第3章

第17話

 昼休みに生徒会室へ来るようにと、月日が累を呼び出したのは翌日だ。

 考えに考え抜いた末、誠意を見せたいと思ったのだ。


「こんにちは」


 生徒会室でスタンバっていると、累が時間通りにやってきた。


「用事ってなんですか?」

「せっかちね。まあ、そこに座って」


 累が席に着くのを確認し、冷蔵庫から冷やしておいた麦茶を出した。


「どうも」


 累は受け取ってすぐに飲み干してしまう。


「あなた本当にせっかちね」

「お昼休みの時間は限られていますから」

「まあ、そうよね……はい、これ」


 累の目の前に、布で包まれた箱を置く。


「これは?」

「開けてみてよ」


 言いながら、月日はちょっと離れた累の隣に腰を下ろした。

 彼女は一瞬だけ眉根を寄せたのだが、そろそろと布を解く。中から顔を出したのは、苺がプリントされた弁当箱だ。


「お弁当箱に見えますけど」

「そうよ」

「……これは?」


 累が本当にいぶかしんでいるので、月日は「あーもうっ!」と両手のこぶしを握り締めた。


「お弁当よ、作ったの!」

「ではどうぞ、先輩が食べてください」

「ワタシのはこっちにあるわ。それは、累のお弁当」

「はい?」


 開けてみてよと言うと、累は蓋に手を伸ばし、ぱかっと開けた。


「……」

「焦げちゃったの。お菓子作りはするけれど、お料理は苦手で」


 中には、ちょっと焦げた卵焼きと、ちょっと焦げた照り焼きチキンが入っている。

 彩りのプチトマトをまとめた串には、つまみの部分が星型だ。累はそれをまじまじと見ていた。あまり表情が動かない彼女が、驚いているのが月日にもわかる。


「私にですか?」

「あなた、毎日毎日パンとかお菓子ばっかりだから」


 ふふっと累が笑う。月日は、はじかれたように彼女を見た。

 累は箸を手に取ると、いただきますと手を合わせる。ちょっと焦げた卵焼きを切って、口に運び入れた。


「……美味しい」


 恐る恐る見ていた月日は、累の食べる姿にほっとして全身から力が抜けていく。


「美味しいです、先輩」

「……よかったわ。ワタシも一緒に食べていい?」

「どうぞ、お好きに」


 照り焼きチキンも美味しい、とにこにこしながら食べる累を見て、まったく同じ弁当を開きながら、月日は自然と笑みがこぼれていた。

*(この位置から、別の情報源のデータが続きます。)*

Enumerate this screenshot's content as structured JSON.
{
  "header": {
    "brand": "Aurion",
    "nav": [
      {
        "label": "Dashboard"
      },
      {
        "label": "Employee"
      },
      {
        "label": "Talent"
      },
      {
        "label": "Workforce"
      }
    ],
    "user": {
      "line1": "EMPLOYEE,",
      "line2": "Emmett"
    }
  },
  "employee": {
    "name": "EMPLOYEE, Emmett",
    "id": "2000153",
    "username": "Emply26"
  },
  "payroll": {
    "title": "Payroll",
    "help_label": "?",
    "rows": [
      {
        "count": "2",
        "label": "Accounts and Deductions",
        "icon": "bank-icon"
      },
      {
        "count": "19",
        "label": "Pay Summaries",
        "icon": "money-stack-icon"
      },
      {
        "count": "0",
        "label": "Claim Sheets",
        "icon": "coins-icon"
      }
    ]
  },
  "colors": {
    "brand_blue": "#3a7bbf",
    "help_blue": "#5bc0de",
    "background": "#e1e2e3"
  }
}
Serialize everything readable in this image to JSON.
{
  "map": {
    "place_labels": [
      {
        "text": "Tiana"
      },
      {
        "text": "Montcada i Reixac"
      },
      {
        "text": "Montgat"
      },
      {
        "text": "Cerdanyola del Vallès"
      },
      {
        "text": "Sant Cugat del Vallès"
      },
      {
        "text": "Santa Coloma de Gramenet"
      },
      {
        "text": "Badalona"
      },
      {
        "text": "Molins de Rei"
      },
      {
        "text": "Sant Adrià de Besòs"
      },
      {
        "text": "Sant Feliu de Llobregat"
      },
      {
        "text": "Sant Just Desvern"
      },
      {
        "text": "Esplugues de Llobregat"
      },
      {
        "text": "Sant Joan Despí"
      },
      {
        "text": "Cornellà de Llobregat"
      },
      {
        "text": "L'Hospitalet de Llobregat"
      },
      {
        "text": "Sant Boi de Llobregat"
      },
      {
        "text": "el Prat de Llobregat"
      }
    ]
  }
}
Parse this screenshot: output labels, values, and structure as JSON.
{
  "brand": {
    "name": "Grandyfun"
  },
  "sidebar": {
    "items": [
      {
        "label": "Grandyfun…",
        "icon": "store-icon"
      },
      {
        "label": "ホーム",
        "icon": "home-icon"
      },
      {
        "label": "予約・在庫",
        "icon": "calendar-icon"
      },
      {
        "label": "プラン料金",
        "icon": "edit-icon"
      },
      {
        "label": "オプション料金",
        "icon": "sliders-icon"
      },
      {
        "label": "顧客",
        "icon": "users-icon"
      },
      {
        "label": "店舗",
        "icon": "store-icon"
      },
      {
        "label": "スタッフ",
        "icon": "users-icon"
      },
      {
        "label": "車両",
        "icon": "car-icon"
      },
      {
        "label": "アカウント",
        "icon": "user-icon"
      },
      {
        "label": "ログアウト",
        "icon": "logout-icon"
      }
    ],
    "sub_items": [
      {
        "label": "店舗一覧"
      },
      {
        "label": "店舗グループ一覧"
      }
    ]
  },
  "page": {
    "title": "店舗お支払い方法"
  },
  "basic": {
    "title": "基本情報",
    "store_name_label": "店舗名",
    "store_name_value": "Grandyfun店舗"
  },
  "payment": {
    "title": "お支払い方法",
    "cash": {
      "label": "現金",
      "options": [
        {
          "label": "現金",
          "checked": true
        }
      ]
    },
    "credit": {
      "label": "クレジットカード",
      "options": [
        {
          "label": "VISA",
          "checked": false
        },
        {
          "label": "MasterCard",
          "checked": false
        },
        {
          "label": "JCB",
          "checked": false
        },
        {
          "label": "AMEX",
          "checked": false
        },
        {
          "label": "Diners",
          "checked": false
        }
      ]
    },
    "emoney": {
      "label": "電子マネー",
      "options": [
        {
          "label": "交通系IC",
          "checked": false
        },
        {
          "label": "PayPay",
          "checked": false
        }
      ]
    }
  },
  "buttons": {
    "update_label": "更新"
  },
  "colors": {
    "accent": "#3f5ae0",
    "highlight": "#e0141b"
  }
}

「お料理苦手って言う割には、めっちゃ美味しいですよ先輩。ありがとうございます。焦げ味がアクセントです」

「それ、焦げてるってことじゃないのっ!」

「あはは!」


 累が笑った。


「あー、おかしい。先輩そんなに怒らなくても」

「累――……」


 月日はあんぐりと口を開けながら彼女を見た。

 思わず身を乗り出して、月日は彼女の頬を両手で包み込んでいた。

 突然頬を包まれた累は、驚いた顔のまま固まる。


「あなた、笑うと可愛いのね」

「……はあ。ありがとうございます」


 もういいですか、と言われて月日は両手を大慌てで引っ込める。累は気まずそうに口を曲げた。


「先輩のほうが可愛いですけどね。笑っていてもいなくても」


 累も気まずかったのか、いつも言わないようなことを口走った。さすがに予想していなかったため、月日の顔に一気に血が上ってくる。


「可愛いというか、美人。みんな騒ぐのもわかります。生きた人形みたいですから」

「そそそそそそそんなことないわよ」

「そんなに挙動不審にならなくとも……」


 月日は累の視線を避けるように、そっぽを向いて自分のお弁当をつまむ。


「先輩。自分のお弁当も持ってきたんで食べていいですか?」

「え、もう食べ終わったの!?」


 月日作の弁当をすっからかんにした累は、ランチ用のバッグからどでかい入れ物を取り出した。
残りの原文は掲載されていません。